Barcelona mayor, at COP26: just climate transition 'big opportunity to reduce inequality'
Data shows fall in pollution since introduction of Low Emissions Zone while UN report backs superblocks
Barcelona mayor Ada Colau, believes that, alongside reducing emissions, climate justice is the major challenge to be addressed during COP26, the United Nations climate conference being held in Glasgow.
Speaking as part of a panel organized by the C40 Cities group on Wednesday afternoon, Colau said a just climate transition represented a "big opportunity to reduce inequality around the world."
She told the panel that the first challenge, "that we all know about," is to reduce emissions "in a brave and decisive way." The C40 group's goal is to halve emissions by 2030.
The second fundamental challenge, according to the Barcelona mayor, is climate justice. "There has to be a transition, but we have to do it with social justice," she said.
Speaking alongside Chilean climate minister Carolina Schmidt, Freetown mayor Yvonne Aki-Sawyerr and London mayor Sadiq Khan, Colau laid out two examples of action taken by Barcelona City Council in an effort to tackle the climate crisis.
First, superblocks: areas where cars are excluded in favor of pedestrians, reducing pollution and making the city "better to live and work in." Second, a commitment to reducing energy poverty and prioritizing renewable energy. Colau said the city was trying to implement changes to the energy sector in a "creative" way, given that powers in this area lie primarily with the Spanish government.
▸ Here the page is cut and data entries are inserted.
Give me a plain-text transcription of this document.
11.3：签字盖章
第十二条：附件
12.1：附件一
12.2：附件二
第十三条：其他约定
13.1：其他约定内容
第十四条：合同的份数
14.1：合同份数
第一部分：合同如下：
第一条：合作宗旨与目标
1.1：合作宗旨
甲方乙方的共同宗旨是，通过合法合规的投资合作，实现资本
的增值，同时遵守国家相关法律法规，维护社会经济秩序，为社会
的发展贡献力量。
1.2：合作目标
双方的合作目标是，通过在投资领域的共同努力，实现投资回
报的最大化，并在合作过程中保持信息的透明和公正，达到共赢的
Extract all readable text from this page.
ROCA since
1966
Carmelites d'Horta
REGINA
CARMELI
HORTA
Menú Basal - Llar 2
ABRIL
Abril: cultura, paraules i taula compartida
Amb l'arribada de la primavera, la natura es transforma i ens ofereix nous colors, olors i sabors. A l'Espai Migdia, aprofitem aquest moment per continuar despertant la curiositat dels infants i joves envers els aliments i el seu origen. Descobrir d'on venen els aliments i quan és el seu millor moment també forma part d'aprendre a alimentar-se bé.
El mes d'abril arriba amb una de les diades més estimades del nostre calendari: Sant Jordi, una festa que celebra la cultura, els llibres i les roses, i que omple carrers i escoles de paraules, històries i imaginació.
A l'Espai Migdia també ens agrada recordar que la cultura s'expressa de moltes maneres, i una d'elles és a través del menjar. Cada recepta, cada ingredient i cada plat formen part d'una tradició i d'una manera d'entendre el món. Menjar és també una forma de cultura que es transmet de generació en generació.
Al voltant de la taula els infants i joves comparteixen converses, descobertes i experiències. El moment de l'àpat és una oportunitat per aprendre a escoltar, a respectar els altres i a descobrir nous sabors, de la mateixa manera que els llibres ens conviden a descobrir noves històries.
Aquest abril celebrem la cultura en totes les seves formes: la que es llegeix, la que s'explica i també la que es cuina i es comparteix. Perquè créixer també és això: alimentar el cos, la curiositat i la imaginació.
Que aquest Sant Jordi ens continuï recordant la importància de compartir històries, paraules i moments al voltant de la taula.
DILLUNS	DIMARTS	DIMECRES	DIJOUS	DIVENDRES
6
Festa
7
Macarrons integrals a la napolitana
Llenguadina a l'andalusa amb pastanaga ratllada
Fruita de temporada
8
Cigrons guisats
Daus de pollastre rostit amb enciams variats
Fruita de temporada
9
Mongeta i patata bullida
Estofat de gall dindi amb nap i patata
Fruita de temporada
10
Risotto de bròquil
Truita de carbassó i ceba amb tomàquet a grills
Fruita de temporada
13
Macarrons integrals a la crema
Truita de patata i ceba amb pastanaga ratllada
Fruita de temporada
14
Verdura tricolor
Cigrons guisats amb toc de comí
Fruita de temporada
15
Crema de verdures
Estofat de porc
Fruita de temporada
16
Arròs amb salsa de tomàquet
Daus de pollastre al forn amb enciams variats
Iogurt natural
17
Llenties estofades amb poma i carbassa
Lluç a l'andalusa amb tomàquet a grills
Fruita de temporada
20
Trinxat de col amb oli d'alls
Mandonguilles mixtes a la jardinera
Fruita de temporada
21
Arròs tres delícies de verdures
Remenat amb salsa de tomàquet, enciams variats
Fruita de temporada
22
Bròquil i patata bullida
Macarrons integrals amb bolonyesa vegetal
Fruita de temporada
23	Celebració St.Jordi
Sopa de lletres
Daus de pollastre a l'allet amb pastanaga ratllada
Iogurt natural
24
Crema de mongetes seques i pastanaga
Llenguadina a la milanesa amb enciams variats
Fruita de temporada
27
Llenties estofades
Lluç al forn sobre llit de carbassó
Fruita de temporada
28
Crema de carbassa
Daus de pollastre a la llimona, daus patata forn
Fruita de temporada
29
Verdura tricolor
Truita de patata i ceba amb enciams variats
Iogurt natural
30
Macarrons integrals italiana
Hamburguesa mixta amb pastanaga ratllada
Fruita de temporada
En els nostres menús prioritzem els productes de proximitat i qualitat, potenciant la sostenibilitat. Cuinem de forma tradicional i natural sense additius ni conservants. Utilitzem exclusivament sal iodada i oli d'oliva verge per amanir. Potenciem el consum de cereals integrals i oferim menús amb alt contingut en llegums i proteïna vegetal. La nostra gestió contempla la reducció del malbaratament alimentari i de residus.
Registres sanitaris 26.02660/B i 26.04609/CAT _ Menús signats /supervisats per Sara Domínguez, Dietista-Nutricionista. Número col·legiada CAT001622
UN report backs superblocks
Barcelona's superblocks and green corridors have been cited in a report from the UN Environment Program as an example of how big cities are dealing with global heating. The study cites 80 examples of cities around the world that have implemented measures to address rising temperatures, including Paris, Medellín, Toronto, Munich and New York.
In the case of Barcelona, the report says that superblocks aim to create "greener, fairer and safer public spaces" for residents, while "green axes" will reduce pollution and increase safety.
The UN study warns that global warming could be "catastrophic" in terms of public health, with experts warning that if the current increase in temperature is maintained, the world's population exposed to high temperatures - ie more than 35 degrees in summer - will increase by 800% by the middle of the century, affecting 1.6 billion people.
"There is an urgent need to move towards a more sustainable and equitable transition in terms of keeping our cities cool, and to ensure cooling where it is needed, without creating more warming in the urban environment," the report says.
Pollutants down 30% since introduction of Low Emissions Zone
Barcelona has succeeded in reducing pollutant emissions by almost 30% since introducing a Low Emissions Zone (known as the ZBE) in 2020, with average nitrogen dioxide levels in 2021 within European limits.
According to the latest data from the European Environment Agency, the average level of nitrogen dioxide this year is 22.87μg/m3, while in 2019 it was 32.25μg/m3 on average. The limit set by the European Union is 40 µg/m3.
Data for 2021 is even better than for 2020, when the average level of nitrogen dioxide was 24.35μg/m3. This includes the months of March, April and May where traffic levels plummeted due to the pandemic.
Barcelona City Council brought the Low Emission Zone into force in early 2020, but postponed issuing fines until September 2020 due to Covid-19.
Nitrogen dioxide emissions in the Catalan capital this October were 22.87μg/m3 on average, compared to 34.3μg/m3 in 2018 and 33.7μg/m3 in 2019. Some Barcelona districts including Eixample, Gràcia and Sant Gervasi exceeded the EU limit of 40µg/m3 in previous years. For example, in 2017 in the Eixample district, nitrogen dioxide levels reached almost 60 μg/m3, while in 2020 and 2021 it averaged 35µg/m3.
The European Environment Agency acknowledge that there has been a decline in the most polluted neighborhoods, which since 2020 have not exceeded the limits set. However, they believe that at the moment it is "difficult" to attribute the change to a single measure (ie the ZBE) because "the weather also has an influence" and there were "exceptional circumstances" during 2020.
The Low Emissions Zone restricts older, polluting vehicles from entering Barcelona on weekdays from 7am until 8pm, permitting them to drive along the orbital ring roads but not within the city.